Lawrence Stern looked blank. “Wearing? Why…no. My impression is that he was clad for the street, rather than in dishabille, but—”

 

“That’s quite all right,” I assured him. “I only wondered.” “Clad,” after all, was the operative word. “So he introduced himself to you?”

 

Stern frowned, running a hand through his thick black curls. “I don’t believe he did. As I recall, the lady referred to him as Mr. Fraser; sometime later in the conversation—we availed ourselves of suitable refreshment and remained conversing nearly until the dawn, finding considerable interest in each other’s company, you see.

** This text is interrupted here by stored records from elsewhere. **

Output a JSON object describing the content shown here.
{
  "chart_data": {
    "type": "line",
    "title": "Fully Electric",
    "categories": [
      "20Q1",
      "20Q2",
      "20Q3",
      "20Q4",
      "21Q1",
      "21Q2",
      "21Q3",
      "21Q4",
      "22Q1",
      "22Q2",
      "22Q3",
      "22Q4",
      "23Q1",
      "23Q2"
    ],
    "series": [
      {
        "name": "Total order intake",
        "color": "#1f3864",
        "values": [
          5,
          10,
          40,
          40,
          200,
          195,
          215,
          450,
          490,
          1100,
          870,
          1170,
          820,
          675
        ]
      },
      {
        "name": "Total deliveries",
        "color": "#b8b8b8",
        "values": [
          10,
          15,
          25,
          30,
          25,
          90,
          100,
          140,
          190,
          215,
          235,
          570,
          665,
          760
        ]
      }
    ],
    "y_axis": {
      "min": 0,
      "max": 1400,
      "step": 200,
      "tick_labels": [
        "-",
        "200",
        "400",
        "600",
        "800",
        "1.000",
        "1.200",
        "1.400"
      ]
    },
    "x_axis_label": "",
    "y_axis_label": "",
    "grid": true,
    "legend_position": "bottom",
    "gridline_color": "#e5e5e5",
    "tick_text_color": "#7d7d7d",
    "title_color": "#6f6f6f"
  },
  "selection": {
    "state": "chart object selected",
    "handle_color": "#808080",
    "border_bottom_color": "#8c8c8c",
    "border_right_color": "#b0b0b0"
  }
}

At some point, he invited me to address him by his given name.” He raised one eyebrow sardonically. “I trust you do not think it overfamiliar of me to have done so, upon such brief acquaintance?”

 

“No, no. Of course not.” Wanting to change the subject, I continued, “You said you talked about spiders and caves? Why caves?”

 

“By way of Robert the Bruce and the story—which your husband was inclined to think apocryphal—regarding his inspiration to persevere in his quest for the throne of Scotland. Presumably, the Bruce was in hiding in a cave, pursued by his enemies, and—”

 

“Yes, I know the story,” I interrupted.